Wednesday, June 29, 2016

AAUP Rethinks How It Fights Governing Boards

The Chronicle of Higher Education
By Peter Schmidt
June 28, 2016

When the nation’s leading defender of faculty rights decides to rebuke a college, its precise language may leave close observers scratching their heads. Why, for instance, did it vote this month to sanction the University of Iowa over its controversial presidential search, instead of the board, which it explicitly identified as the bad actor?

The answer: It has long believed it has no other choice.

The American Association of University Professors imposes a penalty known as "sanction" against colleges for violations of shared governance, but its bylaws preclude it from directing sanctions at governing boards, no matter how responsible they might be. It imposes a separate category of penalty, "censure," for violations of tenure or academic freedom. With censures it has the option of directing the rebuke at the board, but it almost always opts to censure the college itself if administrators have any culpability.

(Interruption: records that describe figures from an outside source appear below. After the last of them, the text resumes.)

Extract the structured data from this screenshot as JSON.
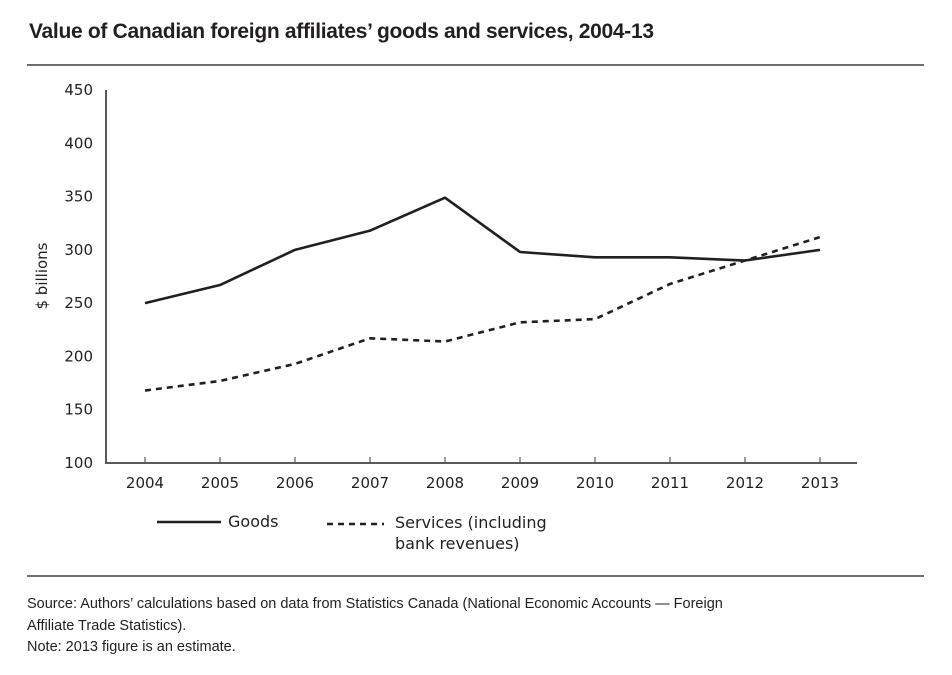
{
  "chart_data": {
    "type": "line",
    "title": "Value of Canadian foreign affiliates’ goods and services, 2004-13",
    "xlabel": "",
    "ylabel": "$ billions",
    "x": [
      "2004",
      "2005",
      "2006",
      "2007",
      "2008",
      "2009",
      "2010",
      "2011",
      "2012",
      "2013"
    ],
    "ylim": [
      100,
      450
    ],
    "yticks": [
      "100",
      "150",
      "200",
      "250",
      "300",
      "350",
      "400",
      "450"
    ],
    "grid": false,
    "legend_position": "bottom",
    "series": [
      {
        "name": "Goods",
        "style": "solid",
        "values": [
          250,
          267,
          300,
          318,
          349,
          298,
          293,
          293,
          290,
          300
        ]
      },
      {
        "name": "Services (including bank revenues)",
        "style": "dashed",
        "legend_lines": [
          "Services (including",
          "bank revenues)"
        ],
        "values": [
          168,
          177,
          193,
          217,
          214,
          232,
          235,
          268,
          290,
          312
        ]
      }
    ],
    "colors": {
      "line": "#231f20",
      "axis": "#58595b",
      "rule": "#6d6e71"
    }
  },
  "footer": {
    "source_line1": "Source: Authors’ calculations based on data from Statistics Canada (National Economic Accounts — Foreign",
    "source_line2": "Affiliate Trade Statistics).",
    "note": "Note: 2013 figure is an estimate."
  }
}
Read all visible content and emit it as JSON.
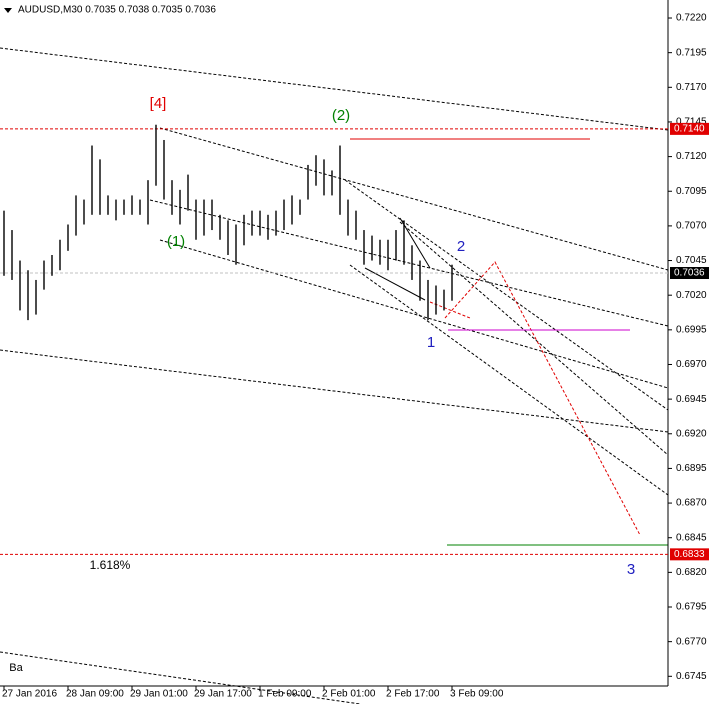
{
  "chart_data": {
    "type": "hl",
    "title": "AUDUSD,M30  0.7035 0.7038 0.7035 0.7036",
    "x": [
      0,
      4,
      8,
      12,
      16,
      20,
      24,
      28,
      32,
      36,
      40,
      44,
      48,
      52,
      56,
      60,
      64,
      68,
      72,
      76,
      80,
      84,
      88,
      92,
      96,
      100,
      104,
      108,
      112,
      116,
      120,
      124,
      128,
      132,
      136,
      140,
      144,
      148,
      152,
      156,
      160,
      164,
      168,
      172,
      176,
      180,
      184,
      188,
      192,
      196,
      200,
      204,
      208,
      212,
      216,
      220,
      224
    ],
    "high": [
      0.7081,
      0.7067,
      0.7045,
      0.7038,
      0.7031,
      0.7045,
      0.7049,
      0.706,
      0.7071,
      0.7092,
      0.7089,
      0.7128,
      0.7118,
      0.7092,
      0.7089,
      0.7089,
      0.7092,
      0.7089,
      0.7103,
      0.7143,
      0.7132,
      0.7103,
      0.7096,
      0.7107,
      0.7089,
      0.7089,
      0.7089,
      0.7078,
      0.7074,
      0.7071,
      0.7078,
      0.7081,
      0.7081,
      0.7078,
      0.7081,
      0.7089,
      0.7092,
      0.7089,
      0.7114,
      0.7121,
      0.7118,
      0.711,
      0.7128,
      0.7089,
      0.7081,
      0.7067,
      0.7063,
      0.706,
      0.706,
      0.7067,
      0.7074,
      0.7056,
      0.7045,
      0.7031,
      0.7027,
      0.7024,
      0.7042
    ],
    "low": [
      0.7034,
      0.7031,
      0.7009,
      0.7002,
      0.7006,
      0.7024,
      0.7034,
      0.7038,
      0.7052,
      0.7063,
      0.7071,
      0.7078,
      0.7078,
      0.7078,
      0.7074,
      0.7078,
      0.7078,
      0.7078,
      0.7071,
      0.7099,
      0.7089,
      0.7078,
      0.7071,
      0.7081,
      0.706,
      0.7063,
      0.7067,
      0.706,
      0.7049,
      0.7042,
      0.7056,
      0.7063,
      0.7063,
      0.706,
      0.7063,
      0.7067,
      0.7071,
      0.7078,
      0.7089,
      0.7099,
      0.7092,
      0.7092,
      0.7078,
      0.7063,
      0.706,
      0.7042,
      0.7045,
      0.7042,
      0.7038,
      0.7045,
      0.7042,
      0.7031,
      0.7016,
      0.7002,
      0.7006,
      0.7009,
      0.7016
    ],
    "color": "#000000",
    "xlim": [
      -2,
      332
    ],
    "xticks": [
      {
        "value": 0,
        "label": "27 Jan 2016"
      },
      {
        "value": 32,
        "label": "28 Jan 09:00"
      },
      {
        "value": 64,
        "label": "29 Jan 01:00"
      },
      {
        "value": 96,
        "label": "29 Jan 17:00"
      },
      {
        "value": 128,
        "label": "1 Feb 09:00"
      },
      {
        "value": 160,
        "label": "2 Feb 01:00"
      },
      {
        "value": 192,
        "label": "2 Feb 17:00"
      },
      {
        "value": 224,
        "label": "3 Feb 09:00"
      }
    ],
    "ylim": [
      0.6738,
      0.7233
    ],
    "yticks": [
      {
        "value": 0.722,
        "label": "0.7220"
      },
      {
        "value": 0.7195,
        "label": "0.7195"
      },
      {
        "value": 0.717,
        "label": "0.7170"
      },
      {
        "value": 0.7145,
        "label": "0.7145"
      },
      {
        "value": 0.712,
        "label": "0.7120"
      },
      {
        "value": 0.7095,
        "label": "0.7095"
      },
      {
        "value": 0.707,
        "label": "0.7070"
      },
      {
        "value": 0.7045,
        "label": "0.7045"
      },
      {
        "value": 0.702,
        "label": "0.7020"
      },
      {
        "value": 0.6995,
        "label": "0.6995"
      },
      {
        "value": 0.697,
        "label": "0.6970"
      },
      {
        "value": 0.6945,
        "label": "0.6945"
      },
      {
        "value": 0.692,
        "label": "0.6920"
      },
      {
        "value": 0.6895,
        "label": "0.6895"
      },
      {
        "value": 0.687,
        "label": "0.6870"
      },
      {
        "value": 0.6845,
        "label": "0.6845"
      },
      {
        "value": 0.682,
        "label": "0.6820"
      },
      {
        "value": 0.6795,
        "label": "0.6795"
      },
      {
        "value": 0.677,
        "label": "0.6770"
      },
      {
        "value": 0.6745,
        "label": "0.6745"
      }
    ],
    "levels": [
      {
        "value": 0.714,
        "label": "0.7140",
        "color": "#e00000"
      },
      {
        "value": 0.7036,
        "label": "0.7036",
        "color": "#c0c0c0"
      },
      {
        "value": 0.6833,
        "label": "0.6833",
        "color": "#e00000"
      }
    ],
    "annotations": [
      "[4]",
      "(2)",
      "(1)",
      "2",
      "1",
      "3",
      "1.618%",
      "Ba"
    ]
  }
}
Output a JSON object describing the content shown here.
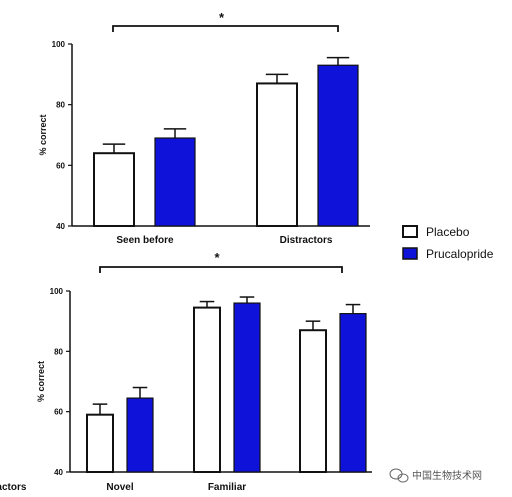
{
  "chart_data": [
    {
      "type": "bar",
      "ylabel": "% correct",
      "ylim": [
        40,
        100
      ],
      "yticks": [
        "40",
        "60",
        "80",
        "100"
      ],
      "categories": [
        "Seen before",
        "Distractors"
      ],
      "series": [
        {
          "name": "Placebo",
          "values": [
            64,
            87
          ],
          "errors": [
            3,
            3
          ]
        },
        {
          "name": "Prucalopride",
          "values": [
            69,
            93
          ],
          "errors": [
            3,
            2.5
          ]
        }
      ],
      "annotation": "*"
    },
    {
      "type": "bar",
      "ylabel": "% correct",
      "ylim": [
        40,
        100
      ],
      "yticks": [
        "40",
        "60",
        "80",
        "100"
      ],
      "categories": [
        "Novel",
        "Familiar",
        "Distractors"
      ],
      "series": [
        {
          "name": "Placebo",
          "values": [
            59,
            94.5,
            87
          ],
          "errors": [
            3.5,
            2,
            3
          ]
        },
        {
          "name": "Prucalopride",
          "values": [
            64.5,
            96,
            92.5
          ],
          "errors": [
            3.5,
            2,
            3
          ]
        }
      ],
      "annotation": "*"
    }
  ],
  "legend": {
    "position": "right",
    "items": [
      {
        "label": "Placebo",
        "fill": "#ffffff"
      },
      {
        "label": "Prucalopride",
        "fill": "#0f13d9"
      }
    ]
  },
  "colors": {
    "placebo": "#ffffff",
    "prucalopride": "#0f13d9",
    "axis": "#111111"
  },
  "watermark": {
    "icon": "wechat-icon",
    "text": "中国生物技术网"
  }
}
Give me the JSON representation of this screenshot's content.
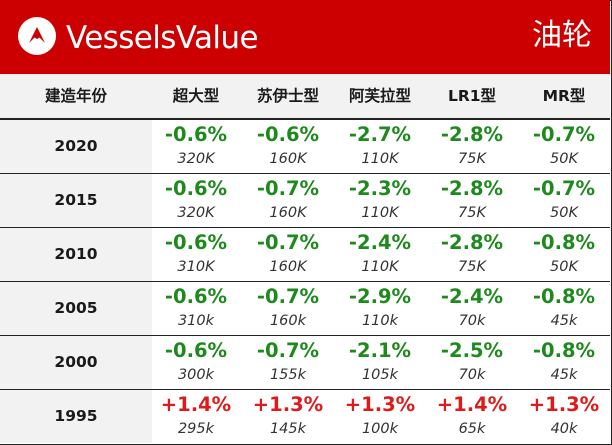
{
  "header": {
    "brand": "VesselsValue",
    "title": "油轮",
    "colors": {
      "banner": "#cc0000",
      "negative_change": "#1e8a1e",
      "positive_change": "#e01a1a"
    }
  },
  "table": {
    "columns": [
      "建造年份",
      "超大型",
      "苏伊士型",
      "阿芙拉型",
      "LR1型",
      "MR型"
    ],
    "rows": [
      {
        "year": "2020",
        "cells": [
          {
            "change": "-0.6%",
            "value": "320K"
          },
          {
            "change": "-0.6%",
            "value": "160K"
          },
          {
            "change": "-2.7%",
            "value": "110K"
          },
          {
            "change": "-2.8%",
            "value": "75K"
          },
          {
            "change": "-0.7%",
            "value": "50K"
          }
        ]
      },
      {
        "year": "2015",
        "cells": [
          {
            "change": "-0.6%",
            "value": "320K"
          },
          {
            "change": "-0.7%",
            "value": "160K"
          },
          {
            "change": "-2.3%",
            "value": "110K"
          },
          {
            "change": "-2.8%",
            "value": "75K"
          },
          {
            "change": "-0.7%",
            "value": "50K"
          }
        ]
      },
      {
        "year": "2010",
        "cells": [
          {
            "change": "-0.6%",
            "value": "310K"
          },
          {
            "change": "-0.7%",
            "value": "160K"
          },
          {
            "change": "-2.4%",
            "value": "110K"
          },
          {
            "change": "-2.8%",
            "value": "75K"
          },
          {
            "change": "-0.8%",
            "value": "50K"
          }
        ]
      },
      {
        "year": "2005",
        "cells": [
          {
            "change": "-0.6%",
            "value": "310k"
          },
          {
            "change": "-0.7%",
            "value": "160k"
          },
          {
            "change": "-2.9%",
            "value": "110k"
          },
          {
            "change": "-2.4%",
            "value": "70k"
          },
          {
            "change": "-0.8%",
            "value": "45k"
          }
        ]
      },
      {
        "year": "2000",
        "cells": [
          {
            "change": "-0.6%",
            "value": "300k"
          },
          {
            "change": "-0.7%",
            "value": "155k"
          },
          {
            "change": "-2.1%",
            "value": "105k"
          },
          {
            "change": "-2.5%",
            "value": "70k"
          },
          {
            "change": "-0.8%",
            "value": "45k"
          }
        ]
      },
      {
        "year": "1995",
        "cells": [
          {
            "change": "+1.4%",
            "value": "295k"
          },
          {
            "change": "+1.3%",
            "value": "145k"
          },
          {
            "change": "+1.3%",
            "value": "100k"
          },
          {
            "change": "+1.4%",
            "value": "65k"
          },
          {
            "change": "+1.3%",
            "value": "40k"
          }
        ]
      }
    ]
  }
}
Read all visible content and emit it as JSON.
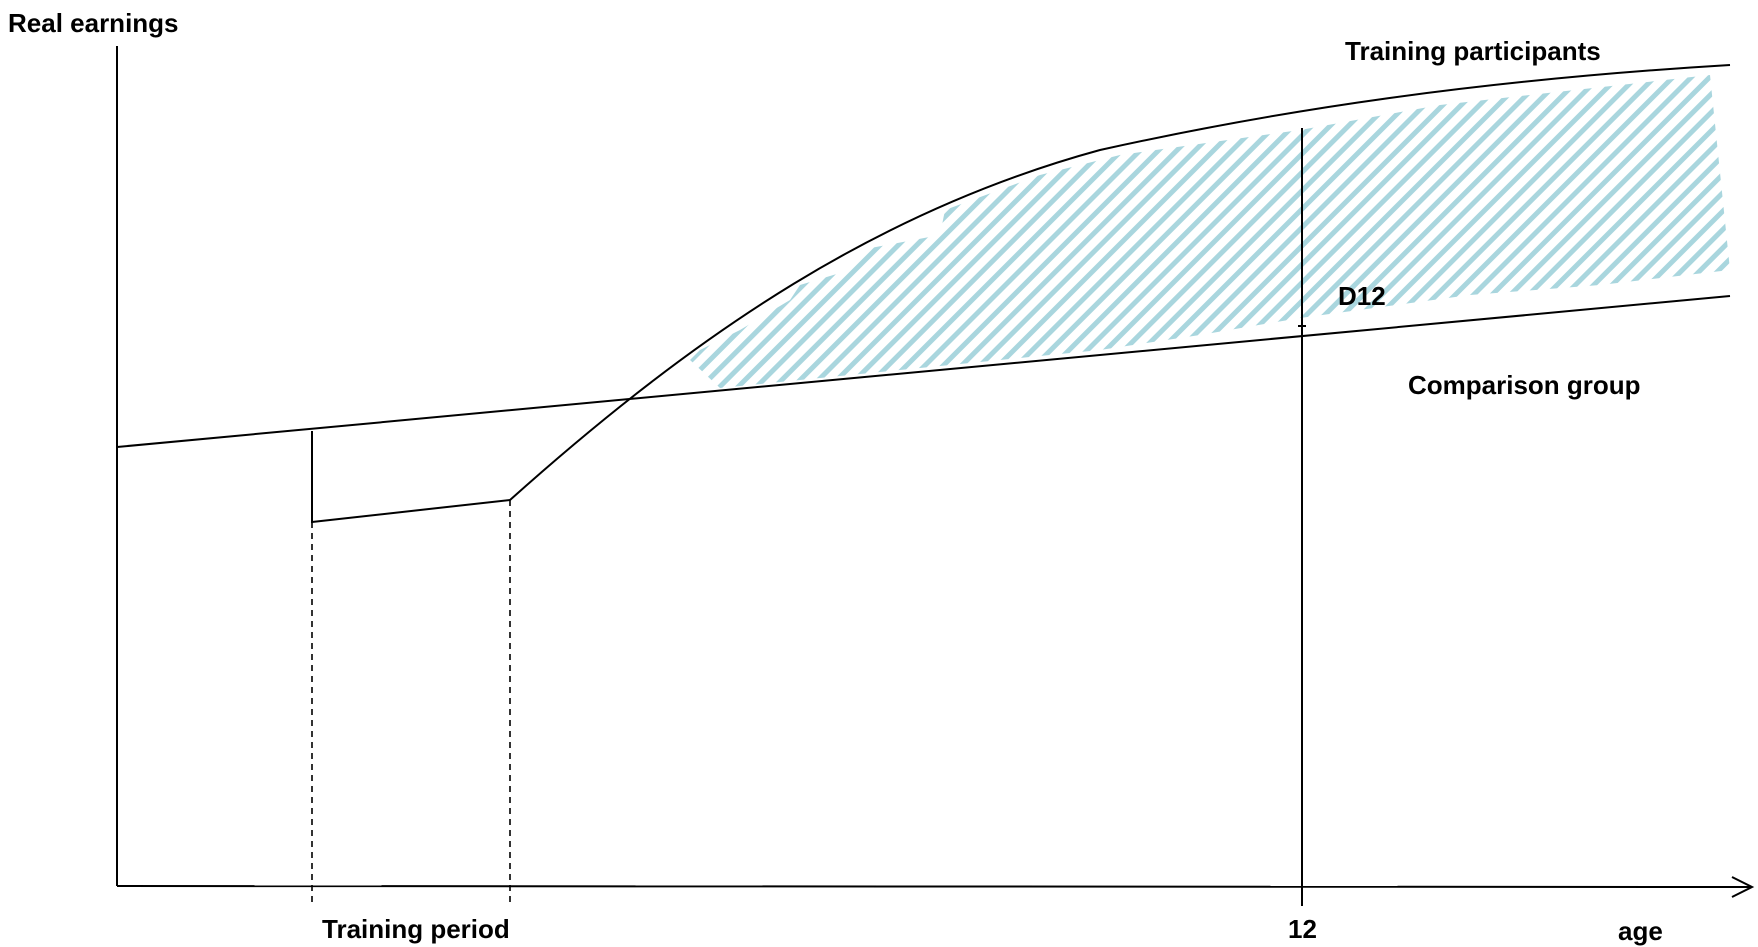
{
  "labels": {
    "y_axis": "Real earnings",
    "x_axis": "age",
    "training_participants": "Training participants",
    "comparison_group": "Comparison group",
    "difference": "D12",
    "tick_12": "12",
    "training_period": "Training period"
  },
  "colors": {
    "line": "#000000",
    "hatch": "#a9d6de",
    "background": "#ffffff"
  }
}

Experience has taught the association that governing boards will shrug off its warnings and reprimands unless they’re convinced that their actions will cause a college to suffer from being on the AAUP’s lists of censured or sanctioned institutions.

Recent developments, however, have prompted the AAUP to begin reconsidering how it challenges boards.

The weaknesses of its current approach came into focus at its annual meeting here this month. Top officials of the association bemoaned how it is struggling to fight off increasingly common board overreach in colleges’ affairs, and heard faculty leaders at the University of Iowa protest the AAUP’s sanction of that institution for the actions of a statewide governing board.